On March 22, the Grand Junction Daily Sentinel reported that despite a longstanding and vehement opposition to congressional earmarks, Lauren Boebert is suddenly open to them. In a March 10 joint letter to Democratic chairs of the House and Senate appropriations committees, she'd said that it’s “wrong that career politicians want to line their own pockets.” That was right in line with what she’d proclaimed on the subject back in December 2021: “The swamp creatures are working together to raise the freakin’ debt ceiling. This is totally corrupt and screws the American people right in their faces, blatantly in broad daylight. Fake Republicans.” But now, apparently, Boebert has decided that corruption is okay, and so is screwing the American people right in their faces — blatantly, in broad daylight.
On March 23, Boebert appeared at a Subcommittee on Water, Wildlife and Fisheries hearing meant to discuss the Endangered Species Act (ESA) in relation to its fiftieth anniversary, with a focus on de-listing the grey wolf and the grizzly bear. For Boebert, this was the perfect stage upon which to discuss abortion, and she even brought her own pictures, which she probably took from the Big Photo Album of Intolerance that she keeps next to her gun shrine. As reported in Newsweek, all this performative condescension was intended to make the inappropriately timed case that babies should be classified as endangered. Which really only served to prove that “endangered” is yet another governmental term with which Boebert is officially unfamiliar.

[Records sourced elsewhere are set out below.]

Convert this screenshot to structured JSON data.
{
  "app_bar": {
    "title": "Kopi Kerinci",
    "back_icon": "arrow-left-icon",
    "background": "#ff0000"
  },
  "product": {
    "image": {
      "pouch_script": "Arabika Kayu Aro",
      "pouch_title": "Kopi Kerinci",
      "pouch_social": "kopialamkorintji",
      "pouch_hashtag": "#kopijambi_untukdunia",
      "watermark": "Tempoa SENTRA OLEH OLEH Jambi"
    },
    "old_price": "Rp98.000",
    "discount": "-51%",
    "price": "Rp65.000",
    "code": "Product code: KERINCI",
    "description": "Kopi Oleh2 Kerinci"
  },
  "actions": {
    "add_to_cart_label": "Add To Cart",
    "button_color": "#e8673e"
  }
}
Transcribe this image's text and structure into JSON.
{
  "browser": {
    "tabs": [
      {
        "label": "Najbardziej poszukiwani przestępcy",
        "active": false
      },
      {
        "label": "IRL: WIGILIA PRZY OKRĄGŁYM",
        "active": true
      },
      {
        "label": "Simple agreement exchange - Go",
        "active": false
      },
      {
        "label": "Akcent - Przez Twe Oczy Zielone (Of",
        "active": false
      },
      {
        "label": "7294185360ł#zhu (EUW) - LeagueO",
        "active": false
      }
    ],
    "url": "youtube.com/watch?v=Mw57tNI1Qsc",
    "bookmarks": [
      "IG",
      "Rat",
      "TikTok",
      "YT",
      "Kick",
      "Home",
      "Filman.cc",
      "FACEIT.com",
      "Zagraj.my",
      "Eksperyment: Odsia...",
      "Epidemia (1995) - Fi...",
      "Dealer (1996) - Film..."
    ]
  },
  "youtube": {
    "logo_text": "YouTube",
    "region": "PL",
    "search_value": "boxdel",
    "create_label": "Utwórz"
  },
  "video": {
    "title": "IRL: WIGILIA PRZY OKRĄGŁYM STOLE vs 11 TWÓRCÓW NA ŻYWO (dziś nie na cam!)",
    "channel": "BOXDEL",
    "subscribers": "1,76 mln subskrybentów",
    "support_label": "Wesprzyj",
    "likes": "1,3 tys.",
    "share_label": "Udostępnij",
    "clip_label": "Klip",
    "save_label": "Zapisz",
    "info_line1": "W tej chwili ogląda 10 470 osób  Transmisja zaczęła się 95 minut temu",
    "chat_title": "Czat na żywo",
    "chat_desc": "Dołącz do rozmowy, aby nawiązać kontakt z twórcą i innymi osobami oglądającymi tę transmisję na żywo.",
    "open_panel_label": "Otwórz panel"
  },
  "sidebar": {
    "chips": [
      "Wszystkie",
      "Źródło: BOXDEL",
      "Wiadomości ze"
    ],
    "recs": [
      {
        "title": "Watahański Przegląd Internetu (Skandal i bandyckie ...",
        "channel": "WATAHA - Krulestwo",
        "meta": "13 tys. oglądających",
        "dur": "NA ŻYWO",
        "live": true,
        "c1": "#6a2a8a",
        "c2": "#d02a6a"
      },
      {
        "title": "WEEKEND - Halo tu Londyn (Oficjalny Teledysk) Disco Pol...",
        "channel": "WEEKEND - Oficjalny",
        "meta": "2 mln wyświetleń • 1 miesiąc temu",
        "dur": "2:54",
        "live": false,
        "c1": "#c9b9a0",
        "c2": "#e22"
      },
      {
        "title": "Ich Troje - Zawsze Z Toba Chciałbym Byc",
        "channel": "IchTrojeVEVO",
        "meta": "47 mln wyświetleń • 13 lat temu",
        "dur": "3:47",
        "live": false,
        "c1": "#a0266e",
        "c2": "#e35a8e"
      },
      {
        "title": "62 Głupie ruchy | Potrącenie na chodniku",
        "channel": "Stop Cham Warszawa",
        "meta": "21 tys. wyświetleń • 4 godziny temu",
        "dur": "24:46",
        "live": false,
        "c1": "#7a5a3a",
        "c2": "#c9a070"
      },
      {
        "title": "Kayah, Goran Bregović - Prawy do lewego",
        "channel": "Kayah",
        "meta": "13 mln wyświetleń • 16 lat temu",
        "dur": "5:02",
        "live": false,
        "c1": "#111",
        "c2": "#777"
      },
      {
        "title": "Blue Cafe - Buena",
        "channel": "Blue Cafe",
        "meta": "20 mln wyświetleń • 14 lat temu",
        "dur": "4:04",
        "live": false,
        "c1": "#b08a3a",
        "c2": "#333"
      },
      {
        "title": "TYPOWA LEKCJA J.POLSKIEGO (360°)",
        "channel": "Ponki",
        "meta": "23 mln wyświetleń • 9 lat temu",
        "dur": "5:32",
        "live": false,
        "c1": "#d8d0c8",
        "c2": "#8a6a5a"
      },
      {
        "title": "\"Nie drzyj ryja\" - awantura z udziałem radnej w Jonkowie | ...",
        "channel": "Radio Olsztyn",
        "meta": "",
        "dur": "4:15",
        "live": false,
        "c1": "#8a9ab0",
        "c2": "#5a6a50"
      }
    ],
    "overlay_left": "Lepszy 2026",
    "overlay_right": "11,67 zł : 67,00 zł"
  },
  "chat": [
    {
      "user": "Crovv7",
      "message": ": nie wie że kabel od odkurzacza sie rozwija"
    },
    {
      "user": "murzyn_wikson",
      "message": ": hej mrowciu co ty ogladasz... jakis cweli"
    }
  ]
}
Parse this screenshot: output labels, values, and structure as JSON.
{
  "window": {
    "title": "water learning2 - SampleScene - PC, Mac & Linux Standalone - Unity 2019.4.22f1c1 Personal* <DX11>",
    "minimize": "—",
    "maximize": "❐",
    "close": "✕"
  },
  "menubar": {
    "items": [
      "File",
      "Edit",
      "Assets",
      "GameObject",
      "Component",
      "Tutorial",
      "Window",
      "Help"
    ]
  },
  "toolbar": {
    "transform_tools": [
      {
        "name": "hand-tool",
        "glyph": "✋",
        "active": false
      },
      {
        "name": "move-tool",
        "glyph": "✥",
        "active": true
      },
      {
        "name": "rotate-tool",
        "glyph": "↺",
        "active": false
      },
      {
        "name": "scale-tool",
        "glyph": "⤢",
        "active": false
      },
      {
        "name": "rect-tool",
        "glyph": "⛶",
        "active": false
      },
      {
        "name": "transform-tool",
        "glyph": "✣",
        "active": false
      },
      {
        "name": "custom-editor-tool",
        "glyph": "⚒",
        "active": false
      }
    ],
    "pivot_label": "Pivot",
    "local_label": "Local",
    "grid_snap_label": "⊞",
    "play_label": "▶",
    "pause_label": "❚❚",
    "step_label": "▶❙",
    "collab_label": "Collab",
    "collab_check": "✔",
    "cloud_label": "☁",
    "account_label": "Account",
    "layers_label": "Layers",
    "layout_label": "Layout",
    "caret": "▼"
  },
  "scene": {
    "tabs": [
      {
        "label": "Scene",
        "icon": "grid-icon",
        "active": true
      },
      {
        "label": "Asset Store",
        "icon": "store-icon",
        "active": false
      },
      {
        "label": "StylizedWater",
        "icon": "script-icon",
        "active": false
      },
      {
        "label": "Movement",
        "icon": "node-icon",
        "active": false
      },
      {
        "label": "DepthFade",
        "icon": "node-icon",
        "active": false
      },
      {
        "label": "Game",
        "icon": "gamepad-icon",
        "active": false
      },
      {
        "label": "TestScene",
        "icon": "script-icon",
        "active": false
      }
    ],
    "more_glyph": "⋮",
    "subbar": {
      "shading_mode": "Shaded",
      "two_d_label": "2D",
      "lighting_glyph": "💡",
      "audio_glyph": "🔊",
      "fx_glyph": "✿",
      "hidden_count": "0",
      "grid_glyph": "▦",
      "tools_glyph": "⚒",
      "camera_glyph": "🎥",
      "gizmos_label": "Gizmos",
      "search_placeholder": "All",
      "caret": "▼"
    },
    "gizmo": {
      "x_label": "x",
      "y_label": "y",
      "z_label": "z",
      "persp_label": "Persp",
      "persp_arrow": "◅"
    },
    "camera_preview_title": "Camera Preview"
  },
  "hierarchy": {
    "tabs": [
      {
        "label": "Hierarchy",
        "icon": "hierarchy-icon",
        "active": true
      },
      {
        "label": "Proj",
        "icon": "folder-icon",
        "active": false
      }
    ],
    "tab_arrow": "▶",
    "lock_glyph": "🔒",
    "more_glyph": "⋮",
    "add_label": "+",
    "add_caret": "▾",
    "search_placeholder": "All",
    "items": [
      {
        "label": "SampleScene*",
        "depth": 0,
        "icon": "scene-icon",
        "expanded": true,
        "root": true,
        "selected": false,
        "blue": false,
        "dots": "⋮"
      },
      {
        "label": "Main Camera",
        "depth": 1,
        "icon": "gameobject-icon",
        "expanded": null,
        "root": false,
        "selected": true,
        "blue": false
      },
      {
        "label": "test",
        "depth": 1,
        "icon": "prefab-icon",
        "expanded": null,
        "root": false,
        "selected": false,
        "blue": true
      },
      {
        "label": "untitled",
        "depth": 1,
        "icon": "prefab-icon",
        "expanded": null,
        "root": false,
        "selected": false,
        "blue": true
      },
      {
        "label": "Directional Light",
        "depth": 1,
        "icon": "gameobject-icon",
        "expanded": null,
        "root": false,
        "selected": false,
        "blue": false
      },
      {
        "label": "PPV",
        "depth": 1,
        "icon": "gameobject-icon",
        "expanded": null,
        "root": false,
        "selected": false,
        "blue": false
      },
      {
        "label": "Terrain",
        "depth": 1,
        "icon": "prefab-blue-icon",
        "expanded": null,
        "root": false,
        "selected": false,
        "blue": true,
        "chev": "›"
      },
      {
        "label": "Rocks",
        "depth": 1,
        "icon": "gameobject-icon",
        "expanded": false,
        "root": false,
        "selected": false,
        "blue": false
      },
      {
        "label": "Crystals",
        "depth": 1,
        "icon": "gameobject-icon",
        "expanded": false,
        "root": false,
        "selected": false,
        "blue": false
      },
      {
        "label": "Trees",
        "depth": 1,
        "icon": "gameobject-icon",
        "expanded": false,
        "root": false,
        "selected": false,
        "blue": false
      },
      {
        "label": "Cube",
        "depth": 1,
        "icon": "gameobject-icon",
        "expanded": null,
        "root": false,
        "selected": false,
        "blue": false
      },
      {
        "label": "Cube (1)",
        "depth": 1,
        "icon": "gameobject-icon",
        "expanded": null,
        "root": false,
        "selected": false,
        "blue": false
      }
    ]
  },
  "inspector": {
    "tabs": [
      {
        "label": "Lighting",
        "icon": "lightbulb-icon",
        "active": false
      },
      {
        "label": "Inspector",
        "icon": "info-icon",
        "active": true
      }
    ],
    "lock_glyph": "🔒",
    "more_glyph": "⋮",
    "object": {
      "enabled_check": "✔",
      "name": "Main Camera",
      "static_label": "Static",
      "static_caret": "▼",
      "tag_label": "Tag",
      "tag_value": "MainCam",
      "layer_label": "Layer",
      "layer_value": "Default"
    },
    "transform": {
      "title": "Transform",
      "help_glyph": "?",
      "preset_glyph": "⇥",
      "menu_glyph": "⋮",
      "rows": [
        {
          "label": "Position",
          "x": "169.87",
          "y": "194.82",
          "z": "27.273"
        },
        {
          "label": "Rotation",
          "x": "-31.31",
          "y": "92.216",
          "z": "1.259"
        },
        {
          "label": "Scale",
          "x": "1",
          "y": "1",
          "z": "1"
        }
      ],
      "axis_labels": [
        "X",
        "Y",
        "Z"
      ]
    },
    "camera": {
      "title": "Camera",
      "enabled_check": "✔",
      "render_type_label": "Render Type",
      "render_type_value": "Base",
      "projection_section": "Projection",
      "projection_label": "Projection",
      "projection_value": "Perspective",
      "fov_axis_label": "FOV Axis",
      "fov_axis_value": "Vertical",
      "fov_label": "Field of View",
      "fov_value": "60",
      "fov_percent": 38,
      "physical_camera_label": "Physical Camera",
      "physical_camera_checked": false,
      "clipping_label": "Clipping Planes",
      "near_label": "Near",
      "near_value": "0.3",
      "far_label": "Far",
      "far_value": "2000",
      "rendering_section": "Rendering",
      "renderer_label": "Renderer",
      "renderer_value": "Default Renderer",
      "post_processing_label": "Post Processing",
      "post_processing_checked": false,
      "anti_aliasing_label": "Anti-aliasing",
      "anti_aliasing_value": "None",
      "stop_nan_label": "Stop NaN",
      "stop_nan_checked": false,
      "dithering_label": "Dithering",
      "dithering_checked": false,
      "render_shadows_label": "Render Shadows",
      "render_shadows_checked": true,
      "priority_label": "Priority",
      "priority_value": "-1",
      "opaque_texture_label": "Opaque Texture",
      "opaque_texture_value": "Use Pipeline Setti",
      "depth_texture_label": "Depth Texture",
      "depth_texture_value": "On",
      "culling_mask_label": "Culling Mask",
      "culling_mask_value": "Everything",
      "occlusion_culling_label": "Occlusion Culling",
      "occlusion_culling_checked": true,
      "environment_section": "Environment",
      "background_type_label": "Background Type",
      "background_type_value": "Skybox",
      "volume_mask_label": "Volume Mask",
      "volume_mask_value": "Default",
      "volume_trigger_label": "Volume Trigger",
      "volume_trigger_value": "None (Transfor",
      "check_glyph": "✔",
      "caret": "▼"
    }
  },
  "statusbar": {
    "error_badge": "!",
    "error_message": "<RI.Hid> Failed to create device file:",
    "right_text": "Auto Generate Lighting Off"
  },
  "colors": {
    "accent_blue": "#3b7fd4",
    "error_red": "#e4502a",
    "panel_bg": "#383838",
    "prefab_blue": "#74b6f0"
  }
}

Friday, March 24, was an especially busy day. Mid-morning, Boebert crowed about two of her amendments to the Parents Bill of Rights that passed the House. The bill is considered by most to be a political stunt, an empty Republican promise from the midterm elections that's unlikely to ever see the Senate. Rather, it's something the GOP can point to and say, “See, we tried!” while also fanning the flames of carefully crafted rage on the part of worried parents who (as in all other generations since the beginning of time) don’t understand what in the hell is up with their kids. The Fox/GOP answer to that question: Gub’mint is out to getcha. And because this futile gesture of insincerity isn’t enough on its face, Boebert had to throw in her own useless two cents. First, that parents should be informed if a teacher addresses a student by “different” pronouns or accommodates changes in locker-room or bathroom access. And second, that parents should be alerted if a school allows transgendered students to use the restroom or participate in sports. Here’s all you need to know about the Parents Bill of Rights: as reported in the Washington Post, it was called a “mockery of parents rights” by the National Parents Union.

And finally, later that day, she joined fellow representatives Marjorie Taylor Greene, Matt Gaetz and other deplorables in a visit to a Washington, D.C., jail where some accused insurrectionists from the January 6 attack on the Capitol are being held. Taylor Greene was busy painting a picture for the press of their  unconstitutional treatment, despite there being none. According to NBC News, Boebert hugged Micki Witthoeft, the mother of Ashli Babbitt, the Capitol rioter shot and killed by police. (Why Witthoeft was present is a mystery, because this event wasn't a carefully crafted political stunt, nosiree Bob.) Gaetz, for his part, did nothing but stand there with nice hair. The most remarkable thing Gaetz has done in the past year is to somehow dodge any sort of consequences for sex offenses everyone pretty much knows he committed. (Prince Andrew and Bill Cosby have been overheard to point out that this is hardly fair.) A few cautionary words for Boebert: If you don't want to be lumped in with Taylor Greene, don't ride her coattails. And if you really don't want any more attention paid to your own actions surrounding the attempted coup of American government ("Today is 1776," remember?), then maybe stop celebrating those who were there attempting it.

So yes, a pretty busy week for Lauren Boebert. CD3 voters, if you don’t like what you see here, you have the ability to significantly free up her schedule come 2024.